To examine the neuronal fate of newly generated cells, double immunostaining for BrdU and NeuN was performed on sections from animals which survived for 35 days after MCAO. The results indicated that IN NGF increased the number of newly generated neurons. Interestingly, in the study by Frielingsdorf et al. (2007), the in vivo administration of NGF failed to alter the phenotype of newly generated cells in the DG of aged rats. There are two plausible explanations for this discrepancy. First, different brain regions were tested in two studies. DG detected in the study of Frielingsdorf et al. (2007) may have different responses to NGF compared with the ischemic striatum, because of different cell compositions between these two regions. Second, Frielingsdorf et al. (2007) evaluated neuronal differentiation 15 days after BrdU administration, while we investigated the neuronal fate 28 days after the final BrdU dose, a more adequate time for neuronal maturation. More importantly, in this work, we did not investigate whether the newly formed neurons expressed a phenotype appropriate for the lesioned striatum. NGF has been demonstrated to respond to only cholinergic neurons in the striatum (Sofroniew et al., 2001).

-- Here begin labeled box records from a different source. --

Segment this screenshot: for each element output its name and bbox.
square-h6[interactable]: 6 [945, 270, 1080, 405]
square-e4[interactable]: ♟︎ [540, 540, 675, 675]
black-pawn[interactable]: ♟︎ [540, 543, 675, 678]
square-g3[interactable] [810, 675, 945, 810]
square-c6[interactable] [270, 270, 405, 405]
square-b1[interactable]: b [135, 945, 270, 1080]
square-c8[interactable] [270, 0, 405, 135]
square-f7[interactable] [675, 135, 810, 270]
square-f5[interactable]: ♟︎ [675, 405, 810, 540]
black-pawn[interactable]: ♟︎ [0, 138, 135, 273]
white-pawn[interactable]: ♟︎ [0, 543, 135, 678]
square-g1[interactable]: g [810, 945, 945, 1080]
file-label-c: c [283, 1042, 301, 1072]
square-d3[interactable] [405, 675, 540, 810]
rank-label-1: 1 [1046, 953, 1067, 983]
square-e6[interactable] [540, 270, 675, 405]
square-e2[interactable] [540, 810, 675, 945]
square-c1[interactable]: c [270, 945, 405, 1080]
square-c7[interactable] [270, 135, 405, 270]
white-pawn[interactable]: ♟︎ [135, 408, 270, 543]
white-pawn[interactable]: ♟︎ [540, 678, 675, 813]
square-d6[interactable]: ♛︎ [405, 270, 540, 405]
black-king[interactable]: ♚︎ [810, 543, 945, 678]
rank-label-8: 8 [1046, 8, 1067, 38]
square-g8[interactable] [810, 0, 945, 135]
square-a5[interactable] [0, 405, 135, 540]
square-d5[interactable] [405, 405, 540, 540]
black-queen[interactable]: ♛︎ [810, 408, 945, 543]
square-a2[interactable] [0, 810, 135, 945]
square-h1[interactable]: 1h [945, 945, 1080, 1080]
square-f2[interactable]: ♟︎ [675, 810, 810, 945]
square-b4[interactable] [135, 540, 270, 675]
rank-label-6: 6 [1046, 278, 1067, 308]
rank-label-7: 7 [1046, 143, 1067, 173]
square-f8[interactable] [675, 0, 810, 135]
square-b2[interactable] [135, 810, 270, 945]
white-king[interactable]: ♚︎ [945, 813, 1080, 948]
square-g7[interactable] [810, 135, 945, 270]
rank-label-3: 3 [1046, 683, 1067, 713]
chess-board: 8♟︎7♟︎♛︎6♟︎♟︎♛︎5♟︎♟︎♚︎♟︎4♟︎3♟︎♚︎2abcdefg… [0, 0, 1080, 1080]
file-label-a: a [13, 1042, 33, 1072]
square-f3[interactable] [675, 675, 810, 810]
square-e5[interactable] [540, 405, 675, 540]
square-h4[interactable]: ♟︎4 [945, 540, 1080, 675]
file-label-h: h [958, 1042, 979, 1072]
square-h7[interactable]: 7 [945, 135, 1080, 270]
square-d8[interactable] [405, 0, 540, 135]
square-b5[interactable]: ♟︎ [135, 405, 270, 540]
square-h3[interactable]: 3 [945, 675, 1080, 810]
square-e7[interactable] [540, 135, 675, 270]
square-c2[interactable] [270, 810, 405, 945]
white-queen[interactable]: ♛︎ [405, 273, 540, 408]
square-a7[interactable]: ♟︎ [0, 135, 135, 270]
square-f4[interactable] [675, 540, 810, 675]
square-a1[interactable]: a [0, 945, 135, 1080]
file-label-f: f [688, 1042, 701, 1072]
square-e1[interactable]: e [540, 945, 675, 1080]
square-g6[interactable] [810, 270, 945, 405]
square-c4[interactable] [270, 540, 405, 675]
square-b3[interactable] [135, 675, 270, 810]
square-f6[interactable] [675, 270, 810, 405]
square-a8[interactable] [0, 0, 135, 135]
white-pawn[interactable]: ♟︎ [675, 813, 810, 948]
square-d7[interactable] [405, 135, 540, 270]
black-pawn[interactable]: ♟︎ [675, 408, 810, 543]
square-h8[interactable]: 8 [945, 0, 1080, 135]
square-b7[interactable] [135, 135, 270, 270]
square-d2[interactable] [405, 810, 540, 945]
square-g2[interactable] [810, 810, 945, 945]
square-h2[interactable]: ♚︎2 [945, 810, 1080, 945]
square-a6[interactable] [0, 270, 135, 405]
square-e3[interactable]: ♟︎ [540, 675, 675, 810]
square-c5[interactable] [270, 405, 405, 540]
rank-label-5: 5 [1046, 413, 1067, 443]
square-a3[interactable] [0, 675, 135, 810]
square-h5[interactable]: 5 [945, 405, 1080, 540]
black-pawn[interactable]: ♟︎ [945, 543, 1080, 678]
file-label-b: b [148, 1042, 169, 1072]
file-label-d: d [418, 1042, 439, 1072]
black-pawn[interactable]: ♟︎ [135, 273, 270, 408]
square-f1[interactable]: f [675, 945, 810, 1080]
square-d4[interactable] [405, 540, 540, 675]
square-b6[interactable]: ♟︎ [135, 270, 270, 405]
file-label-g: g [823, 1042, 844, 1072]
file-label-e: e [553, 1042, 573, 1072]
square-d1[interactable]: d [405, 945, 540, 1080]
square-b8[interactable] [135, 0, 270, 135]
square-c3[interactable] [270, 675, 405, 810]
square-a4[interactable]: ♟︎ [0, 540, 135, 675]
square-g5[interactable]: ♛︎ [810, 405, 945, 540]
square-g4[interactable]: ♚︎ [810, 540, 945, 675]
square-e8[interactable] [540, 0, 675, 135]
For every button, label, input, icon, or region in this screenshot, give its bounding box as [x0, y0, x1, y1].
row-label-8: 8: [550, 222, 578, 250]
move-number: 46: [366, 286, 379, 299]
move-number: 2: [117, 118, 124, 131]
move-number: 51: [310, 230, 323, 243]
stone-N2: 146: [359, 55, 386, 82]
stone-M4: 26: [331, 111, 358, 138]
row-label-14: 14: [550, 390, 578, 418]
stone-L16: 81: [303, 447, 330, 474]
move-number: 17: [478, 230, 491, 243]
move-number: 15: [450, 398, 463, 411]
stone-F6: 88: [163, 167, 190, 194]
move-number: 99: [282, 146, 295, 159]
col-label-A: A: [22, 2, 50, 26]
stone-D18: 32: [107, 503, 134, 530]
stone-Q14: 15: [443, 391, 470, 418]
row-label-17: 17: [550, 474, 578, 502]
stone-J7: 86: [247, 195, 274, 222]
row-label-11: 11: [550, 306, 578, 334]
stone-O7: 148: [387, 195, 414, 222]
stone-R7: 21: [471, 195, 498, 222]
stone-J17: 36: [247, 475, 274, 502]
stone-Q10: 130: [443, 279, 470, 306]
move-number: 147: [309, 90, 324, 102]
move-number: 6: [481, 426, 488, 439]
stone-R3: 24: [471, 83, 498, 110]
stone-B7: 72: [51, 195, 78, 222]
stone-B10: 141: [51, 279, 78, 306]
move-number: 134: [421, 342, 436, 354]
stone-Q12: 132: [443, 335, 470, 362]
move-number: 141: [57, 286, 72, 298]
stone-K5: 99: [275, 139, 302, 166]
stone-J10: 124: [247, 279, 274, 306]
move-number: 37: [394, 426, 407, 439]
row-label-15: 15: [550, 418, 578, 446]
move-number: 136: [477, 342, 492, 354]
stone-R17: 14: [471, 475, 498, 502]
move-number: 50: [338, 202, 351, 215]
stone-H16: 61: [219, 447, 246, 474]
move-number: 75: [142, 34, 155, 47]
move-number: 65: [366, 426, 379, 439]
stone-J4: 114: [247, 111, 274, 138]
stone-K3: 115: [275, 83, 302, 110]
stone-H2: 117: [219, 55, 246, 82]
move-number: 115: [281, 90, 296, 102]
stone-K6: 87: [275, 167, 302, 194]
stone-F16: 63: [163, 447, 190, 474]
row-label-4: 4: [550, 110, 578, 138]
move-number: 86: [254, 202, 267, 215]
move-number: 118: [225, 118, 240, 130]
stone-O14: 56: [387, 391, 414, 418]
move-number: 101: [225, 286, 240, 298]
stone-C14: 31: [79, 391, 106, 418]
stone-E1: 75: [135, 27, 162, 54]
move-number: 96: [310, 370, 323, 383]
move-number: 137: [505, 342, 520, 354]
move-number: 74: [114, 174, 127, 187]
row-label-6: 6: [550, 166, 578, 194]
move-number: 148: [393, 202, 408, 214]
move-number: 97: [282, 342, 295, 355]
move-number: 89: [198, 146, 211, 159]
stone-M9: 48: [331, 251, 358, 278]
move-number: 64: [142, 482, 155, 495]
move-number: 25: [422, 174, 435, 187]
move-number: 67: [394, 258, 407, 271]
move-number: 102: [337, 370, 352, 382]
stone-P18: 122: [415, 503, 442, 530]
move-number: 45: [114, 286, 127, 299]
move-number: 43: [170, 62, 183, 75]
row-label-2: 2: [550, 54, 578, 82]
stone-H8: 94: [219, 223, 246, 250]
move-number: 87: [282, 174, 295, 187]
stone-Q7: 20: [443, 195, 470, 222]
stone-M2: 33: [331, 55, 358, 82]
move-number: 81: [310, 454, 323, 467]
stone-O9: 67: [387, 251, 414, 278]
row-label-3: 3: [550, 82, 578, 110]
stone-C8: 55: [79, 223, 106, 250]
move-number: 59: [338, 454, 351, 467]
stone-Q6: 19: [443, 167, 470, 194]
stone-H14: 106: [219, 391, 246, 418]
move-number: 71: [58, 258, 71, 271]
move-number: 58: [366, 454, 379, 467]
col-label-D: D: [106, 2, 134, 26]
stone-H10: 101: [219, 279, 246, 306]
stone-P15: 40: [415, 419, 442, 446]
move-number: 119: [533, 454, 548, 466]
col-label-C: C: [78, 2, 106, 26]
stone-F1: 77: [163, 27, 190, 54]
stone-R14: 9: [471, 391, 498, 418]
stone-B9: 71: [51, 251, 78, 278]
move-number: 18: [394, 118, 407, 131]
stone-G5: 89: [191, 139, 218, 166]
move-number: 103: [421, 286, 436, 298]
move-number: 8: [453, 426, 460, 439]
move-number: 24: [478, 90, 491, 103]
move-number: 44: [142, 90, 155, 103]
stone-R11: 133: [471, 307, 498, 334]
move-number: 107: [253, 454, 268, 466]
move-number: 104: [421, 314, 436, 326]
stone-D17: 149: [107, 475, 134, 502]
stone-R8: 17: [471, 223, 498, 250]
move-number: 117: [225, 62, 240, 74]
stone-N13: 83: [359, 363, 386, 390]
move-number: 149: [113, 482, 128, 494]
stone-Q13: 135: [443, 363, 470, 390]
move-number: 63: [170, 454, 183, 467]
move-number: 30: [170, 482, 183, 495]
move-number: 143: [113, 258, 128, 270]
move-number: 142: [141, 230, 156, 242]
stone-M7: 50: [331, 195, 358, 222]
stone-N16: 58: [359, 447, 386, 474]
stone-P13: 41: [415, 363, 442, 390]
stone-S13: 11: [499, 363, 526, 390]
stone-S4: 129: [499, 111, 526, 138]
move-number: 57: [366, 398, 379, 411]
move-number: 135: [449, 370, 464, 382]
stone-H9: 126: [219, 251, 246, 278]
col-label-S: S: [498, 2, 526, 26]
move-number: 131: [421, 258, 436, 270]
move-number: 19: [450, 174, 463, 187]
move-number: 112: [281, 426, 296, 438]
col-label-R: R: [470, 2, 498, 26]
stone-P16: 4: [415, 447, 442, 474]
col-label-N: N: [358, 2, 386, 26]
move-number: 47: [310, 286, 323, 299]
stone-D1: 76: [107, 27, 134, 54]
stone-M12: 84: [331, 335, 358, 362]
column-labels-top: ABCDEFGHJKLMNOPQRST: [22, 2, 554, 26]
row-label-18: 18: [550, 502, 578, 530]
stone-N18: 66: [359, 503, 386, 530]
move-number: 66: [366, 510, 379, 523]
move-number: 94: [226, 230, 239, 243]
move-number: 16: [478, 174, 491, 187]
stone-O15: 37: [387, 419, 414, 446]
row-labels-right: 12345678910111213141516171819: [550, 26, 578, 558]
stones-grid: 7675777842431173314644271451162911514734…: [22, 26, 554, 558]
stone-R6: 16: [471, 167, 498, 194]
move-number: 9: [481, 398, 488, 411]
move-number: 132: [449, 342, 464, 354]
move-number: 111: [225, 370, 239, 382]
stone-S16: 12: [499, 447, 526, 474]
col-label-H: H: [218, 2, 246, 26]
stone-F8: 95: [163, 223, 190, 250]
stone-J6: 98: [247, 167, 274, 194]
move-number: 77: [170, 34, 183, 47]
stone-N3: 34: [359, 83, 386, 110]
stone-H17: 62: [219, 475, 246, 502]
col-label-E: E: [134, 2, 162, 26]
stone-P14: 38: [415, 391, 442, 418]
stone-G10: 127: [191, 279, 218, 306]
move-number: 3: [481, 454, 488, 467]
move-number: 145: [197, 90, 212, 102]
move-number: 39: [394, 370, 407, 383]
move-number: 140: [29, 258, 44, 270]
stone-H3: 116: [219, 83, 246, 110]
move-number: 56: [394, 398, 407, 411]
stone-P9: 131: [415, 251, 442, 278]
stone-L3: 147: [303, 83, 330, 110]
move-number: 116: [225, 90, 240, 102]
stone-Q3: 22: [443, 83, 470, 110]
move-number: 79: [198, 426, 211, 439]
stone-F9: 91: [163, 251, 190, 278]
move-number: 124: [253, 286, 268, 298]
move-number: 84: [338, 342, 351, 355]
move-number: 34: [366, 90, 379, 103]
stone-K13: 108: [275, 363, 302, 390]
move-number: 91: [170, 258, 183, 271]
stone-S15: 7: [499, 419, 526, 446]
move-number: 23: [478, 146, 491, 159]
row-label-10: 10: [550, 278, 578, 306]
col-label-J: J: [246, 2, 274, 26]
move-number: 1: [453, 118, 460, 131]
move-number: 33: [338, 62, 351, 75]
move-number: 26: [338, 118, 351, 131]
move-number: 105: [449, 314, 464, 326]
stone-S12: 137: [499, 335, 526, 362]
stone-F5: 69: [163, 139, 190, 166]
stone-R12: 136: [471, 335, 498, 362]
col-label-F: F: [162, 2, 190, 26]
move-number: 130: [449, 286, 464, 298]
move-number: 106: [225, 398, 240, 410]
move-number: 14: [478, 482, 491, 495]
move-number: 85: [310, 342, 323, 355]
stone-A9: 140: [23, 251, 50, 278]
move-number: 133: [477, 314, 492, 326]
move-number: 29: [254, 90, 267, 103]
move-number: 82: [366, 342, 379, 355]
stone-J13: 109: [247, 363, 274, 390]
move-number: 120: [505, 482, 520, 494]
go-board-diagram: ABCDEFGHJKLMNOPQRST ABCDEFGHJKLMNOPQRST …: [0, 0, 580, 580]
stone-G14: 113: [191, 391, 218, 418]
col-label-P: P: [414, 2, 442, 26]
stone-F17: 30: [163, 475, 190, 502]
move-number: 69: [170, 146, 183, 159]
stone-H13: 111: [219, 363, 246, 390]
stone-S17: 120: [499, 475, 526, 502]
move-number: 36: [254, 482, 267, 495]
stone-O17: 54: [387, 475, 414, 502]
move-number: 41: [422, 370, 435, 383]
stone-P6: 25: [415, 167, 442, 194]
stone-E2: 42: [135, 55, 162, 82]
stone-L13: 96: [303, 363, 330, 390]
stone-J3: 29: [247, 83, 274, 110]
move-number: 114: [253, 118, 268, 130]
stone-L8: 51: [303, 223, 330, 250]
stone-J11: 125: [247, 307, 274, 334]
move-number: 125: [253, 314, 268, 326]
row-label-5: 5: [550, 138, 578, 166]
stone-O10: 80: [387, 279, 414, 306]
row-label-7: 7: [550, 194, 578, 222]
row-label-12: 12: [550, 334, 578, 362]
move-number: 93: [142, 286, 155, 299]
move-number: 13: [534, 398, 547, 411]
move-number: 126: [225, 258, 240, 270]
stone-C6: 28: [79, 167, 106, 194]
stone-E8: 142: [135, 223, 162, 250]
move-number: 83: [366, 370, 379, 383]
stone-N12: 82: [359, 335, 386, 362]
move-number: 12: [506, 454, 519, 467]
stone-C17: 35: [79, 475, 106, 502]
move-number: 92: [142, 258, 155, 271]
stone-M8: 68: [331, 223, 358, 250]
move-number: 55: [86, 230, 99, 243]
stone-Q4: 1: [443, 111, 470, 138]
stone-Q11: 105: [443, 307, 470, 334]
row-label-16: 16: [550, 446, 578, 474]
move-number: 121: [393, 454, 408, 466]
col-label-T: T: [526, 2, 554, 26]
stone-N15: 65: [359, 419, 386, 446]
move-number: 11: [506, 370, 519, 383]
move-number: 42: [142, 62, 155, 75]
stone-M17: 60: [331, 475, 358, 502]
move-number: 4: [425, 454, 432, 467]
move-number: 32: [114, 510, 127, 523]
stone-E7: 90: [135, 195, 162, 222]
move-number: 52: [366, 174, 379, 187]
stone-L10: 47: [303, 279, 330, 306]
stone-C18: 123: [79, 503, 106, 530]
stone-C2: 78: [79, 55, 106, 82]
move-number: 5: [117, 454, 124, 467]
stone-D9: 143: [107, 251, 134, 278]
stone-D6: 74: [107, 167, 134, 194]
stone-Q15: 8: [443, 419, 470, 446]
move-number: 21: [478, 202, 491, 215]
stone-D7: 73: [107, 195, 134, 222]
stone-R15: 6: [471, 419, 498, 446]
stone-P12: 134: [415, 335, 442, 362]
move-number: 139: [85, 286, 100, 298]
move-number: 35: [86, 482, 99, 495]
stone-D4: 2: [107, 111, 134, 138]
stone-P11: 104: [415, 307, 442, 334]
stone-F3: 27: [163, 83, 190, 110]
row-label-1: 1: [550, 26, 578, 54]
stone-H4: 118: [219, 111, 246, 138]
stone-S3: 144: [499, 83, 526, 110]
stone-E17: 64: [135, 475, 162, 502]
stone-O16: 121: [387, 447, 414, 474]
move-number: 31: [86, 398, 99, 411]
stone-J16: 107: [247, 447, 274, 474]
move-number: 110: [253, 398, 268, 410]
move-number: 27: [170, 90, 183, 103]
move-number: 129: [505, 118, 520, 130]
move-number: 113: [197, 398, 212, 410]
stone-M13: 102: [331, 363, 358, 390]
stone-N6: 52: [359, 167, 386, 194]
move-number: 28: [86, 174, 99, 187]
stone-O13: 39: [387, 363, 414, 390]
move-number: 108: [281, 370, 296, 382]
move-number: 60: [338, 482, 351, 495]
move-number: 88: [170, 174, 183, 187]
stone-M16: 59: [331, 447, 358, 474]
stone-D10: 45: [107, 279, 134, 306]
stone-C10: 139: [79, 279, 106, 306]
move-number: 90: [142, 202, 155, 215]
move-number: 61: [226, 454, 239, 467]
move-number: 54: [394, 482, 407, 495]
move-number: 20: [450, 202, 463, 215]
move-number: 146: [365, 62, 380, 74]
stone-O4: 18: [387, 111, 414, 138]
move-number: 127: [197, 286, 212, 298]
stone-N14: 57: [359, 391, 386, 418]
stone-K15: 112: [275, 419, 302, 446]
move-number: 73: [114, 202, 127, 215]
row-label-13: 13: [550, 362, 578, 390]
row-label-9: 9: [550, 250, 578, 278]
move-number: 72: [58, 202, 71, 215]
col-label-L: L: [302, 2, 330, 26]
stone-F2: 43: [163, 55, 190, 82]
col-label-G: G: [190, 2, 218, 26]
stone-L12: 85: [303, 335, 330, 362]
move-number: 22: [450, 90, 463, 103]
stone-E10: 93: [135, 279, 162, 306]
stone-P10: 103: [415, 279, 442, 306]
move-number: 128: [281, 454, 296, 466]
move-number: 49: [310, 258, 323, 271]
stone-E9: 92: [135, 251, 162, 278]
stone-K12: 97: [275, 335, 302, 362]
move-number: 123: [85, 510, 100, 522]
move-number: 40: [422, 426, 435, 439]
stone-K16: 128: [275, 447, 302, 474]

Further studies are warranted to evaluate the effect of IN NGF on a sub-set of newly generated striatal neurons.

Conclusion

In summary, IN NGF may enhance survival of newly formed neurons and promotes striatal neurogenensis in adult rats after focal cerebral ischemia. These newly formed neurons may integrate into the lesion circuits and improve neurological functions. IN delivery NGF may provide therapeutic potentials for stroke patients.

Acknowledgements

The authors would like to thank Drs Heng-Hui Ma and Yun Li for their technical assistances.

Declaration of Interest

This work is supported by the National Natural Science Foundation of China (30870848), China Postdoctoral Science Foundation (20080431416) and Jinling Hospital Foundation in Nanjing University (2008023). The authors report no conflicts of interest.